There was an interesting session I attended this afternoon. Naka Nathaniel, a journalist from The New York Times Company, U.S.A., has during the past seven years travelled from Alaska to Zimbabwe, creating content for the newspaper’s website. Nathaniel’s kit includes a Canon HV20 high-definition camera, a Mac Book Pro, a portable hard drive, a tripod, a wireless microphone and a backpack. His kit has grown smaller – for example, his camera is tiny and does not draw much attention. “It makes a difference when you are doing sensitive stories,” Nathaniel told the audience at the Focus Session on Cross-media Publishing, speaking about his experience as a backpack and multimedia journalist. It was an interesting presentation from a journalist who has never worked in a newsroom for the most part of his career. And it showed the packed house how newspapers in recent years have embraced the opportunities of multimedia.

“Don’t worry about what everybody else is doing. Just put your journalist on to the field and do your own story,” Nathaniel exhorted the editors and publishers, mentioning how The New York Times follows this example. He had words of advice for them – narrative storytelling, tight and well-edited content, closely-shot pictures, an exclusive or unique story, and conversation with readers usually works best. Nathaniel’s presentation included a chilling video on the genocide in Darfur, which he had shot with his senior colleague and award-winning columnist, Nick Kristof. Such videos have helped The New York Times hold the attention of online reader for longer periods, he said. He pointed out that the newspaper has been sharing such videos with major U.S. television networks as well.

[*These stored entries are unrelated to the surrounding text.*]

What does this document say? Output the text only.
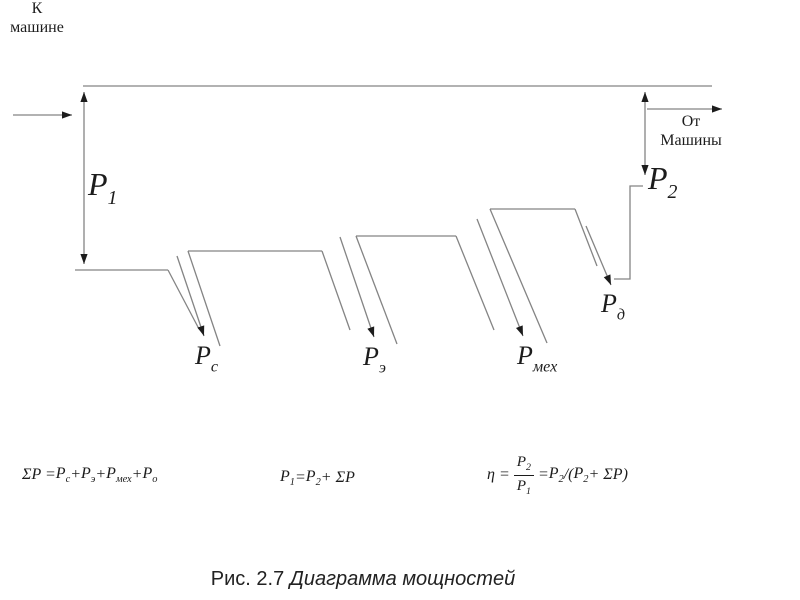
К
машине
От
Машины
$P_1$
$P_2$
$P_с$	$P_э$	$P_{мех}$
$P_д$
$\Sigma P = P_с + P_э + P_{мех} + P_о$	$P_1 = P_2 + \Sigma P$	$\eta = \frac{P_2}{P_1} = P_2$ /( $P_2 + \Sigma P$)
Рис. 2.7 Диаграмма мощностей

Dwelling on audience behaviour, Dr. Dietmar Schantin, director of Newsplex, Ifra, Germany, said that the audience expects comfortable access to relevant editorial and commercial content, at all times, in any place, and on any media or device. Readers, he added, normally follow the ‘best of breed’ approach for media services and want to be actively integrated into the communication flow. “Media usage changes during the course of the day. While newspapers, radio and television score high in the morning, the Internet and magazines take over later.

Kicking off the session, Chris Lloyd, Assistant Managing Editor, The Telegraph Media Group, U.K. (among the first newspapers to install an integrated newsroom), explained that the focus of the Group is not only to keep its readers updated, but also to want them to react and respond. It has been more than a year since the Group made a historic move from Canary Wharf to Victoria in Central London. The objectives of integration are now slowly being realised. Online traffic has recorded terrific growth, with unique users crossing the 10-million mark. The newspaper has benefited too from online gains. Advertising revenue has grown as well, across all platforms.

(Picture: Eight students from the International School in Vienna at a conference session voice their opinions about what they like and do not like about online media.)